Bu şehirde ‘şu makamı dolduracak, koltuğa yakışacak adam yok!’ demediğimiz zaman adam oluruz!

Sohbet ederken içten pazarlıklı ve iki yüzlü olmadığımız zaman adam oluruz!

Devletin ve milletin malına zarar vermeden, kendi malımız gibi koruduğumuz zaman adam oluruz!

Sevmeyi, saygıyı ve hatır gönül bilmeyi elimizin tersi bir tarafa bırakmadığımız zaman adam oluruz!

Abi geçinip de sektördeki kurumları kendi şirketimiz gibi yönetmediğimiz zaman adam oluruz!

Şehrin adamlarına burun kıvırıp, ‘istemezük’ diyerek komşu il’i ve yöneticilerini örnek göstermediğimiz zaman adam oluruz!

Ortak ortağa, kardeş kardeşe, komşu komşuya geçinmeyi adet, prensip ve insanlık onuru saydığımız zaman adam oluruz!
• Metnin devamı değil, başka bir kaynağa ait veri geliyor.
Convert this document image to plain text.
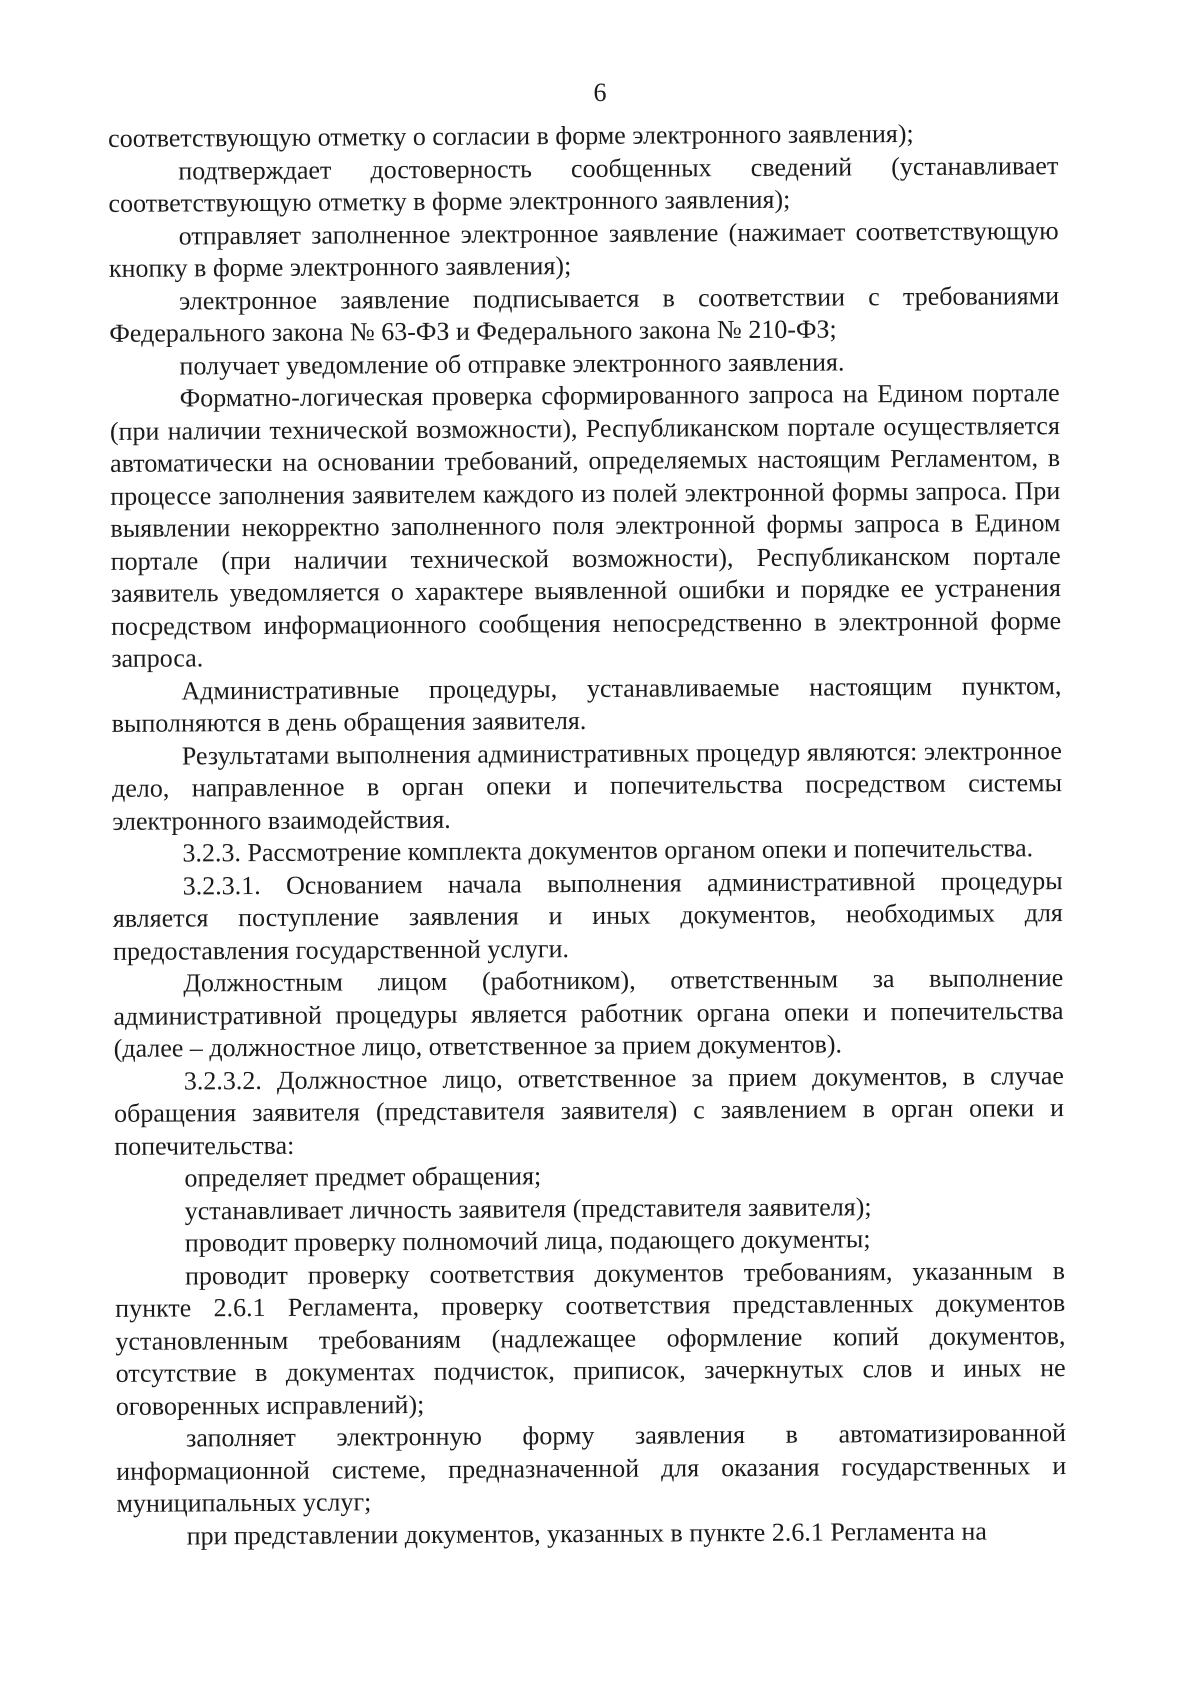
6

соответствующую отметку о согласии в форме электронного заявления);

подтверждает достоверность сообщенных сведений (устанавливает соответствующую отметку в форме электронного заявления);

отправляет заполненное электронное заявление (нажимает соответствующую кнопку в форме электронного заявления);

электронное заявление подписывается в соответствии с требованиями Федерального закона № 63-ФЗ и Федерального закона № 210-ФЗ;

получает уведомление об отправке электронного заявления.

Форматно-логическая проверка сформированного запроса на Едином портале (при наличии технической возможности), Республиканском портале осуществляется автоматически на основании требований, определяемых настоящим Регламентом, в процессе заполнения заявителем каждого из полей электронной формы запроса. При выявлении некорректно заполненного поля электронной формы запроса в Едином портале (при наличии технической возможности), Республиканском портале заявитель уведомляется о характере выявленной ошибки и порядке ее устранения посредством информационного сообщения непосредственно в электронной форме запроса.

Административные процедуры, устанавливаемые настоящим пунктом, выполняются в день обращения заявителя.

Результатами выполнения административных процедур являются: электронное дело, направленное в орган опеки и попечительства посредством системы электронного взаимодействия.

3.2.3. Рассмотрение комплекта документов органом опеки и попечительства.

3.2.3.1. Основанием начала выполнения административной процедуры является поступление заявления и иных документов, необходимых для предоставления государственной услуги.

Должностным лицом (работником), ответственным за выполнение административной процедуры является работник органа опеки и попечительства (далее – должностное лицо, ответственное за прием документов).

3.2.3.2. Должностное лицо, ответственное за прием документов, в случае обращения заявителя (представителя заявителя) с заявлением в орган опеки и попечительства:

определяет предмет обращения;

устанавливает личность заявителя (представителя заявителя);

проводит проверку полномочий лица, подающего документы;

проводит проверку соответствия документов требованиям, указанным в пункте 2.6.1 Регламента, проверку соответствия представленных документов установленным требованиям (надлежащее оформление копий документов, отсутствие в документах подчисток, приписок, зачеркнутых слов и иных не оговоренных исправлений);

заполняет электронную форму заявления в автоматизированной информационной системе, предназначенной для оказания государственных и муниципальных услуг;

при представлении документов, указанных в пункте 2.6.1 Регламента на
‘Benim sevdam Kahramanmaraş, her şey şehrim için!’ derken samimiyetin maskesini suratımıza geçirmediğimiz zaman adam oluruz!

Kendimize aynada bakmayıp, ‘Küçük dağları ben yarattım, ben varsam bu şehir var, ben yoksam bu şehirden bir halt olmaz!’ şeklinde absürt, dangalakça laflar etmediğimiz zaman adam oluruz!

Gerçek anlamda paylaşmayı, dedikodu etmeden, iftira atmadan, birbirimizin  kuyusunu kazmadan adam gibi yaşamayı öğrendiğimiz zaman adam oluruz!